I laughed, and sent a stream of smoke out with it. “I lied, man. I lied worse than any VC-loving, two-faced gook. I almost made myself believe it.” 

“Believe what?” 

“That I could be Mormon, beaner. Hyde—everyone always tells me to go get myself redeemed someday. Sometimes I start to believe them. But it never lasts. Sorry you got your hopes up.” 

“I don’t get it, man.” 

I started to turn around. Then I turned back. “Look, Carron, some of us, no matter how we were born or grew up, aren’t Mormon. It’s the way the world works. There are gooks and there are Americans and we’re at war because we’re too damn different to get along. And there’s me, and there’s you.” I took a drag off the cigarette. “You—Hyde—that guy in there—you can still believe, even after all this shit around you. Me, I never could believe in the first place.” 

Carron looked down at the ground. His mouth for once was not smiling, nor even hovering on the brink of a smile. “You understand?” I asked. 

“Lister, man,” Carron said, “maybe I tell you one thing, then I let you go.” 

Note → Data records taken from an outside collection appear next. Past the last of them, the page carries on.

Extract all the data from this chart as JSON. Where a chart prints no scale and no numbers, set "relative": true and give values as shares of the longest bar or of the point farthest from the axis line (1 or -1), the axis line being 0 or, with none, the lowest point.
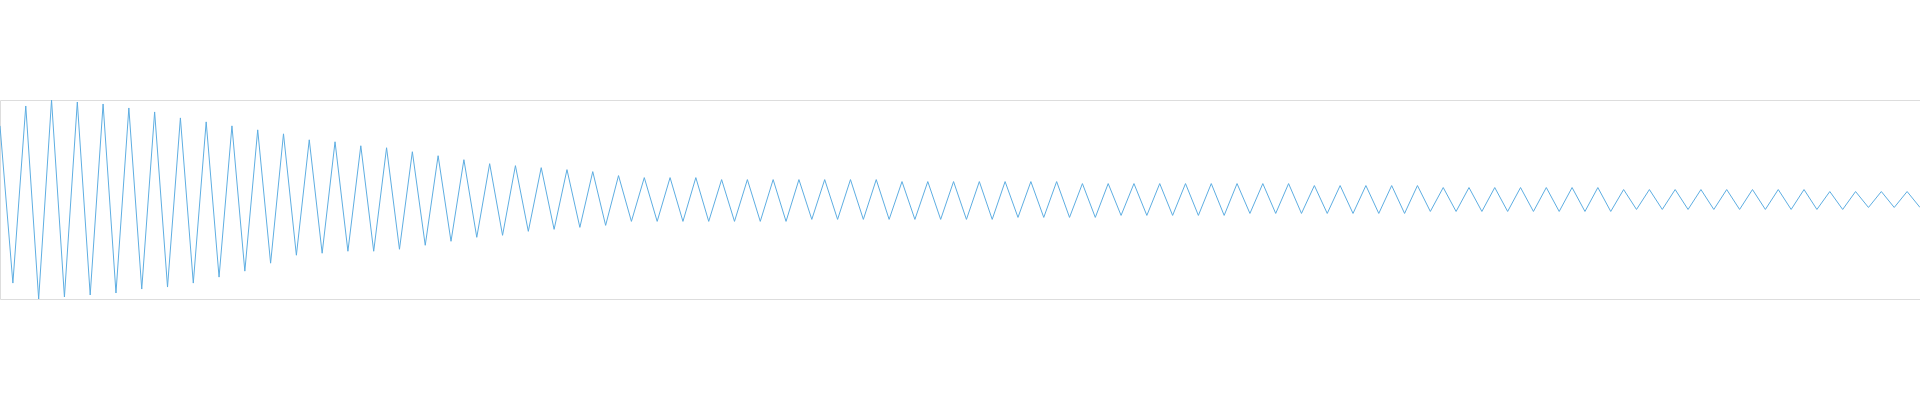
{
  "chart_data": {
    "type": "line",
    "relative": true,
    "categories": [
      null,
      null,
      null,
      null,
      null,
      null,
      null,
      null,
      null,
      null,
      null,
      null,
      null,
      null,
      null,
      null,
      null,
      null,
      null,
      null,
      null,
      null,
      null,
      null,
      null,
      null,
      null,
      null,
      null,
      null,
      null,
      null,
      null,
      null,
      null,
      null,
      null,
      null,
      null,
      null,
      null,
      null,
      null,
      null,
      null,
      null,
      null,
      null,
      null,
      null,
      null,
      null,
      null,
      null,
      null,
      null,
      null,
      null,
      null,
      null,
      null,
      null,
      null,
      null,
      null,
      null,
      null,
      null,
      null,
      null,
      null,
      null,
      null,
      null,
      null,
      null,
      null,
      null,
      null,
      null,
      null,
      null,
      null,
      null,
      null,
      null,
      null,
      null,
      null,
      null,
      null,
      null,
      null,
      null,
      null,
      null,
      null,
      null,
      null,
      null,
      null,
      null,
      null,
      null,
      null,
      null,
      null,
      null,
      null,
      null,
      null,
      null,
      null,
      null,
      null,
      null,
      null,
      null,
      null,
      null,
      null,
      null,
      null,
      null,
      null,
      null,
      null,
      null,
      null,
      null,
      null,
      null,
      null,
      null,
      null,
      null,
      null,
      null,
      null,
      null,
      null,
      null,
      null,
      null,
      null,
      null,
      null,
      null,
      null,
      null
    ],
    "series": [
      {
        "color": "#5eaee2",
        "values": [
          0.87,
          0.08,
          0.97,
          0,
          1.0,
          0.01,
          0.99,
          0.02,
          0.98,
          0.03,
          0.96,
          0.05,
          0.94,
          0.06,
          0.91,
          0.08,
          0.89,
          0.11,
          0.87,
          0.14,
          0.85,
          0.18,
          0.83,
          0.22,
          0.8,
          0.23,
          0.79,
          0.24,
          0.77,
          0.24,
          0.76,
          0.25,
          0.74,
          0.27,
          0.72,
          0.29,
          0.7,
          0.31,
          0.68,
          0.32,
          0.67,
          0.34,
          0.66,
          0.35,
          0.65,
          0.36,
          0.64,
          0.37,
          0.62,
          0.39,
          0.61,
          0.39,
          0.61,
          0.39,
          0.61,
          0.39,
          0.6,
          0.39,
          0.6,
          0.39,
          0.6,
          0.39,
          0.6,
          0.4,
          0.6,
          0.4,
          0.6,
          0.4,
          0.6,
          0.4,
          0.59,
          0.4,
          0.59,
          0.4,
          0.59,
          0.4,
          0.59,
          0.4,
          0.59,
          0.41,
          0.59,
          0.41,
          0.59,
          0.41,
          0.58,
          0.41,
          0.58,
          0.42,
          0.58,
          0.42,
          0.58,
          0.42,
          0.58,
          0.42,
          0.58,
          0.42,
          0.58,
          0.43,
          0.58,
          0.43,
          0.58,
          0.43,
          0.57,
          0.43,
          0.57,
          0.43,
          0.57,
          0.43,
          0.57,
          0.43,
          0.57,
          0.44,
          0.56,
          0.44,
          0.56,
          0.44,
          0.56,
          0.44,
          0.56,
          0.44,
          0.56,
          0.44,
          0.56,
          0.44,
          0.56,
          0.44,
          0.55,
          0.45,
          0.55,
          0.45,
          0.55,
          0.45,
          0.55,
          0.45,
          0.55,
          0.45,
          0.55,
          0.45,
          0.55,
          0.45,
          0.55,
          0.45,
          0.54,
          0.45,
          0.54,
          0.46,
          0.54,
          0.46,
          0.54,
          0.46
        ]
      }
    ]
  }
}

“I don’t want to talk about this anymore.” 

“I’ll tell you my favorite scripture. I read it over and over, my whole life. Even carried it around—even taped it to my rifle, man, while I was humping. Really tiny note I made.” He drew a steamy breath. “It says that when we come to God, he shows us how weak we are. We come to him all proud, saying, Here I am, man! I am a good guy and I want to follow you! And then he tells us, no, man, no, because you are weak with this—maybe you have trouble with girls, maybe you have trouble with smokes, maybe you’re just a guy with too much pride. And you realize, hey, man, I am in trouble. I do have lots of problems. I ain’t much at all, man!” He said it with almost a laugh, though he didn’t smile. “And then He—He says that if you stick with Him, if you let Him be your guide—he promises you something.” 


“He promises to take your weaknesses, man, and make strengths.” He looked up, his face serious, his eyes shining. “And it happens, man, it does.” 

Carron stood there looking at me in the steamy morning. I looked away from his eyes, and I said, “So if we never come to Him, we never see weakness, right?” 

“Man, then we’re not living. And nothing—not the war, not our families—nothing makes sense then.” 

He stood there staring at me and I met his eyes. They softened a bit. “Coming back ain’t so bad, man. Only the first time.” 

“Maybe later.” 

He stood there for a long time before he finally left. I lifted the cigarette to my mouth to take a long drag. It had gone out. I still held it in my teeth, sucking in and out like the smoke was my only hope.